Days after the appointment, the Irish Independent, a broadsheet newspaper, attempted to demonise Sharpe by dredging up a drug conviction of his from 1996, when he was a minor; the story was met with an immense outpouring of public support for Sharpe, and brought into focus what those representing nightlife continue to be up against.
“I was what many would refer to as a ‘troubled youth’...” wrote Sharpe in a statement at the time. “My entire adulthood has been spent drug free... I never forget the mistakes I made, but my character is not defined by them.
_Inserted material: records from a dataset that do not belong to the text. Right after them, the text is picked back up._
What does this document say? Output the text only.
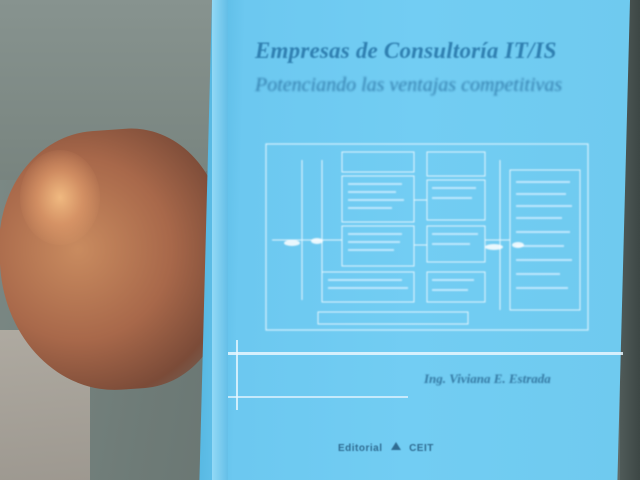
Empresas de Consultoría IT/IS
Potenciando las ventajas competitivas
Ing. Viviana E. Estrada
Editorial	CEIT
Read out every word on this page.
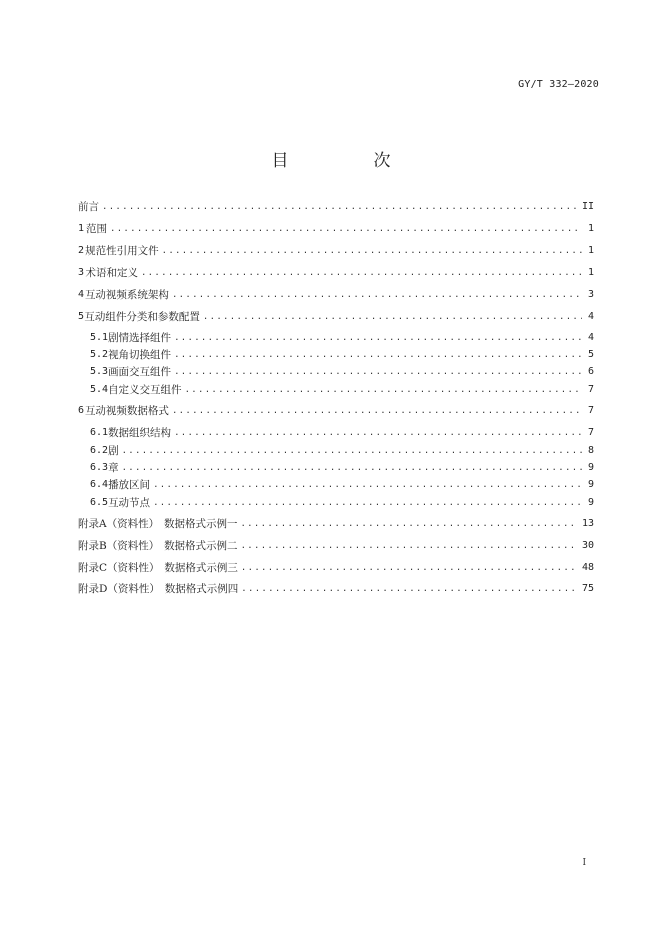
GY/T 332—2020
目　次
前言 .....	II
1 范围 .....	1
2 规范性引用文件 .....	1
3 术语和定义 .....	1
4 互动视频系统架构 .....	3
5 互动组件分类和参数配置 .....	4
5.1 剧情选择组件 .....	4
5.2 视角切换组件 .....	5
5.3 画面交互组件 .....	6
5.4 自定义交互组件 .....	7
6 互动视频数据格式 .....	7
6.1 数据组织结构 .....	7
6.2 剧 .....	8
6.3 章 .....	9
6.4 播放区间 .....	9
6.5 互动节点 .....	9
附录A（资料性） 数据格式示例一 .....	13
附录B（资料性） 数据格式示例二 .....	30
附录C（资料性） 数据格式示例三 .....	48
附录D（资料性） 数据格式示例四 .....	75
I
It is, I hope, defined by the changes I’ve made to my life since then.” Undeterred, the taskforce set to work in September 2020. A list of recommendations is expected to be published this spring.
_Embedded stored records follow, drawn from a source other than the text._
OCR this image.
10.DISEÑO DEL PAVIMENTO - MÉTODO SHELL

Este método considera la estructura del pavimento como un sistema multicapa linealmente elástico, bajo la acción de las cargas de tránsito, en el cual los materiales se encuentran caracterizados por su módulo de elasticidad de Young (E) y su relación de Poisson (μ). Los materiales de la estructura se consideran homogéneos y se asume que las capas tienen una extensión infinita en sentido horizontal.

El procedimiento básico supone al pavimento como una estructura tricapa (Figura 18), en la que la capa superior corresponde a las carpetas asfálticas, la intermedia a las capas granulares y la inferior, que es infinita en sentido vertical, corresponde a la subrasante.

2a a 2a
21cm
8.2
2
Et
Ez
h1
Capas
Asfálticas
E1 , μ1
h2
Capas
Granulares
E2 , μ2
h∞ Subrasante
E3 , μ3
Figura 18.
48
Having been directly involved, Sharpe has a better sense of the pace at which the government’s cogs turn. “The Department of Justice wants to make stuff happen,” says Sharpe, of the key department in changing licensing laws; perhaps the most powerful government voice on the task force. “But changing legislation in the short term means bringing stuff through the Dáil (Irish parliament) twice, so they’d be more of the view, ‘Let’s get the long term changes through, let’s just wait for them’.”
These long term changes include the fabled streamlining of Ireland’s licensing laws. Indications from the Department of Justice’s Justice Plan is that such reform will come within the next two years. Recently, Sharpe has pushed for pilot programmes to trial some proposed changes to nightlife, such as staggered and later opening hours: “What I’m saying to them is, ‘Listen, you really need to give something in the short term’,” he insists. This March, a formal agreement was made within Dublin City Council to introduce a night mayor. There’s also the City Development Plan (CDP), an opportunity to ensure cultural spaces are put at the forefront of Dublin’s planning development over the next five years.
As part of the CDP, GUTN are pushing for mechanisms like cultural clauses, to ensure new developments contain multipurpose spaces that can serve as venues, in order that developer's make a greater contribution to Dublin's cultural infrastructure — though it’s something the council and government seem hesitant about. “They’re privileged to be given the freedom that they’re given all around the country,” says Sharpe of developers. “I think councils need to be more insistent in terms of what these developers provide in terms of cultural spaces, or of cultural amenities built into or aside these developments.”
Sharpe echoed these comments at a recent meeting of the Oireachtas (legislature of the Irish parliament) on the impact of COVID-19 on the entertainment sector. The pandemic has brought venue closures into the wider conversation. GUTN’s campaigning, in many respects, now goes beyond dance music. “In the past we had to shout from the sidelines,” says Sharpe. “Now our ideas are being put directly to the decision makers.”
In February 2021, the Department of Justice announced that major changes to Ireland’s licensing laws are being considered, including the extension of venues’ opening hours and staggered opening times. Importantly, a new, annual nightclub permit is on the table, meaning the Public Dance License and Special Exemption Orders could be abolished. The taskforce are also due to publish their recommendations in the very near future: a push for an audit of Irish venues is expected, as well as a pilot scheme to trial some of the changes the Department of Justice has announced.
After nearly two decades of uncertainty, and a year of upheaval from the COVID-19 pandemic, Sunil Sharpe and the GUTN are not just fighting for late-night raves, but for the survival of venues across Ireland.